As the little boy grew up, he did what many little boys do—he rode his bike, played checkers and loved to buy a bag of candy for a nickel at the sweet shop. When he was big enough, the little boy would help his father and brothers in their backyard business. While the boys and girls worked, their mother washed and cleaned and cooked and sang as she went about her tasks. A woman with sight impairment, the mother wouldn’t always know when the food was ready and so sometimes the children ate meals that were slightly overcooked. To this day, the boy who was once little doesn’t mind eating burnt food. It reminds him of his mother.
The little boy lived in a small house. He shared a room and a bed with a brother or two. While the family wasn’t poor, they were frugal and the little boy and his siblings learned to live simply. They were happy and that’s what mattered. The little boy was extra sensitive. He didn’t like to hurt others and preferred to keep his pain to himself rather than be a burden. His mother had difficulties with the English language. She spoke in Yiddish as her children answered in English. The little boy saw that, linguistically, his mother was struggling and so to make her happy, he conversed with his mother in Yiddish.
The grandson today remarkably resembles the little boy of so many years ago and so the little boy kept looking and after a while turned and said, “That’s me.”
The little boy kept growing. He attended college, studied economics and political science. He was the president of the Hillel at the University of Minnesota. He earned his diploma in 1945 just as World War II was ending. At that time, there was a mandatory draft in the United States but the little boy was exempted because of he had flat feet. Yet if he had been able to, he would have proudly served his country.
The little boy went to work for his father in their family business. All the brothers and sisters still worked together. The little boy wanted to get married but it took him awhile to find the right one. He was a red head and on the shorter side and the Jewish girls liked tall and dark. He was handsome, though, and finally he was introduced to the woman he fell in love with. They say it was because she offered to visit his mother who was ill on one of their dates.
Four girls were born to the little boy and his wife. He continued to work hard and lived the American dream. While they seldom vacationed, he took his daughters on Sunday outings—to the lake, for ice cream or just somewhere fun. The little boy was a family man and did all he could to give his children a good life. They’ll all say that he is the world’s best Dad.
The little boy’s children had children of their own. His grandchildren became his life and the best gift you could ever give him was a picture of one of them. Although he sometimes mixed up their names, the little boy knew in his heart who each one was. He knew their unique qualities, their talents and their worries, and they were equally special.
The little boy got old. He stopped driving and it became harder to hear and sometimes people left him out of conversations. His knees began to hurt and he grew tired more frequently.
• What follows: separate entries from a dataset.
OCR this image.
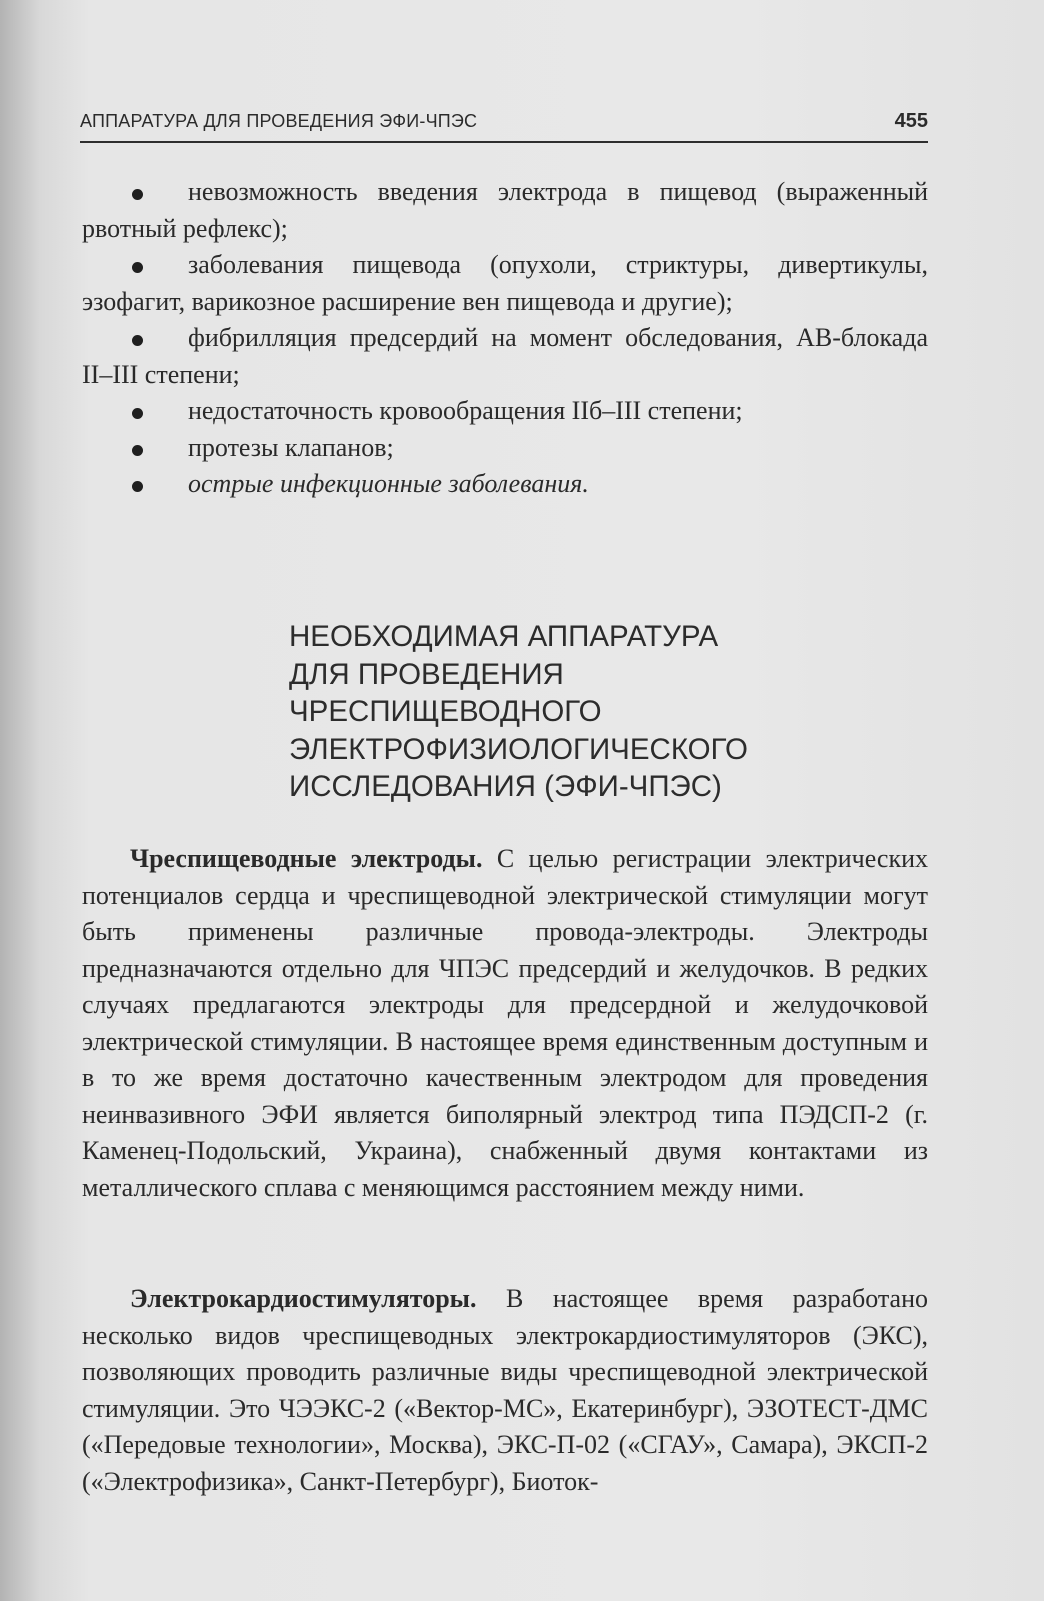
АППАРАТУРА ДЛЯ ПРОВЕДЕНИЯ ЭФИ-ЧПЭС	455
невозможность введения электрода в пищевод (выраженный рвотный рефлекс);
заболевания пищевода (опухоли, стриктуры, дивертикулы, эзофагит, варикозное расширение вен пищевода и другие);
фибрилляция предсердий на момент обследования, АВ-блокада II–III степени;
недостаточность кровообращения IIб–III степени;
протезы клапанов;
острые инфекционные заболевания.
НЕОБХОДИМАЯ АППАРАТУРА
ДЛЯ ПРОВЕДЕНИЯ
ЧРЕСПИЩЕВОДНОГО
ЭЛЕКТРОФИЗИОЛОГИЧЕСКОГО
ИССЛЕДОВАНИЯ (ЭФИ-ЧПЭС)

Чреспищеводные электроды. С целью регистрации электрических потенциалов сердца и чреспищеводной электрической стимуляции могут быть применены различные провода-электроды. Электроды предназначаются отдельно для ЧПЭС предсердий и желудочков. В редких случаях предлагаются электроды для предсердной и желудочковой электрической стимуляции. В настоящее время единственным доступным и в то же время достаточно качественным электродом для проведения неинвазивного ЭФИ является биполярный электрод типа ПЭДСП-2 (г. Каменец-Подольский, Украина), снабженный двумя контактами из металлического сплава с меняющимся расстоянием между ними.

Электрокардиостимуляторы. В настоящее время разработано несколько видов чреспищеводных электрокардиостимуляторов (ЭКС), позволяющих проводить различные виды чреспищеводной электрической стимуляции. Это ЧЭЭКС-2 («Вектор-МС», Екатеринбург), ЭЗОТЕСТ-ДМС («Передовые технологии», Москва), ЭКС-П-02 («СГАУ», Самара), ЭКСП-2 («Электрофизика», Санкт-Петербург), Биоток-
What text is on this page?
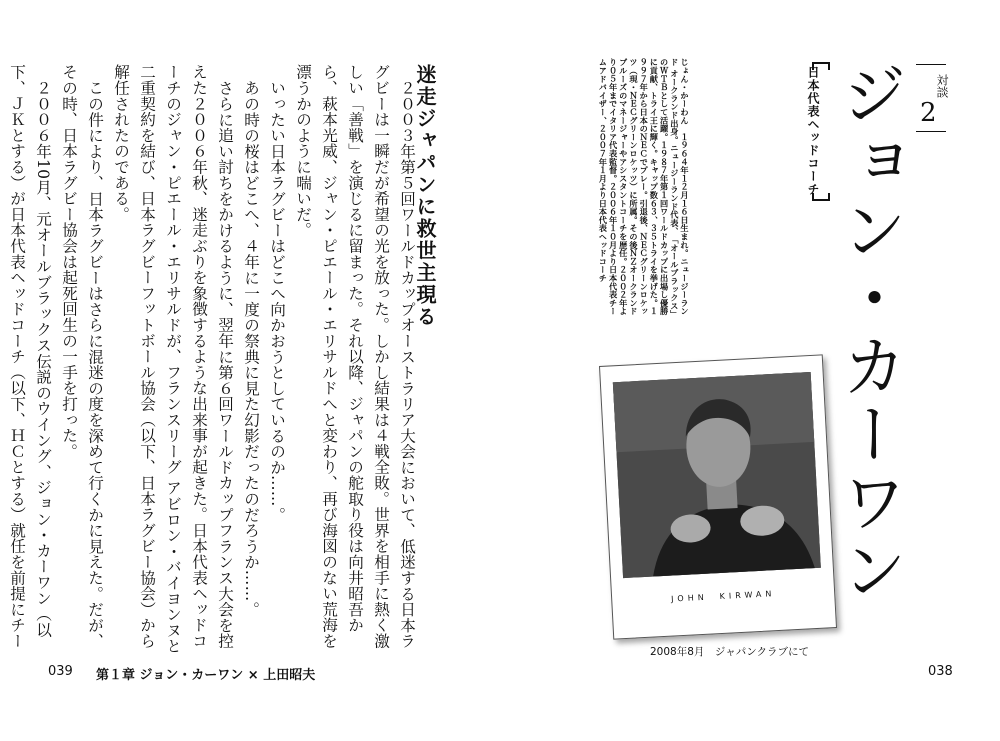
迷走ジャパンに救世主現る

２００３年第５回ワールドカップオーストラリア大会において、低迷する日本ラグビーは一瞬だが希望の光を放った。しかし結果は４戦全敗。世界を相手に熱く激しい「善戦」を演じるに留まった。それ以降、ジャパンの舵取り役は向井昭吾から、萩本光威、ジャン・ピエール・エリサルドへと変わり、再び海図のない荒海を漂うかのように喘いだ。

いったい日本ラグビーはどこへ向かおうとしているのか……。

あの時の桜はどこへ、４年に一度の祭典に見た幻影だったのだろうか……。

さらに追い討ちをかけるように、翌年に第６回ワールドカップフランス大会を控えた２００６年秋、迷走ぶりを象徴するような出来事が起きた。日本代表ヘッドコーチのジャン・ピエール・エリサルドが、フランスリーグ アビロン・バイヨンヌと二重契約を結び、日本ラグビーフットボール協会（以下、日本ラグビー協会）から解任されたのである。

この件により、日本ラグビーはさらに混迷の度を深めて行くかに見えた。だが、その時、日本ラグビー協会は起死回生の一手を打った。

２００６年10月、元オールブラックス伝説のウイング、ジョン・カーワン（以下、ＪＫとする）が日本代表ヘッドコーチ（以下、ＨＣとする）就任を前提にチー

039 第１章 ジョン・カーワン × 上田昭夫
じょん・かーわん　１９６４年１２月１６日生まれ。ニュージーランド オークランド出身。ニュージーランド代表、「オールブラックス」のＷＴＢとして活躍。１９８７年第１回ワールドカップに出場し優勝に貢献、トライ王に輝く。キャップ数６３、３５トライを挙げた。１９９７年から日本のＮＥＣでプレー。引退後、ＮＥＣグリーンロケッツ（現・ＮＥＣグリーンロケッツ）に所属。その後ＮＺオークランドブルーズのマネージャーやアシスタントコーチを歴任。２００２年より０５年までイタリア代表監督。２００６年１０月より日本代表チームアドバイザー、２００７年１月より日本代表ヘッドコーチ	日本代表ヘッドコーチ ジョン・カーワン 対談
2
JOHN　KIRWAN
2008年8月　ジャパンクラブにて
038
People asked if he was OK. He didn’t say so, because he never did, but he probably wasn’t always feeling OK.
And then, the little boy saw a picture of one his grandsons. He looked at it closely and tried to decipher the face. The fast rate of the passing years and the intersection of the generations made it difficult to know with certainty who the person in the picture was. The grandson today remarkably resembles the little boy of so many years ago and so the little boy kept looking and after a while turned and said, “That’s me.”
This is the story of my grandfather and the story of so many other little boys and girls who become old. As we age, our bodies begin to slow down. Some of our brains remain sharp, some of them don’t, but all of them begin to become a little bit fuzzy.
Zeidy remembers the important things: He recalls, with sharp clarity, the Jewish North Side of Minneapolis and he can tell you on which street a particular synagogue was located, where the Kosher butcher was and he knows the route from Lake Calhoun to Lake Harriet way better than I do. He reminisces about his sisters and brothers and life with his parents and he knows that when I was born, he flew to New York to meet his first grandchild.
Maybe sometimes it’s difficult for Zeidy to remember: Maybe it’s hard for him to keep track of names and where in the world all his grandchildren are located and what they are doing in life. And maybe he doesn’t want to be asked if he remembers just to reassure us that he does.
But maybe when he sees one of his red-headed grandchildren being kind, working hard, caring about their families, eating their mother’s food (even if it’s burnt) he’ll recognize them in his heart, look into their eyes and say, “That’s me.”
Post Script: The little boy had a dream to be in attendance at the weddings of his grandchildren. I always prayed that dream would come true. My wedding was the first of eleven at which my Zeidy, G-d willing, will attend.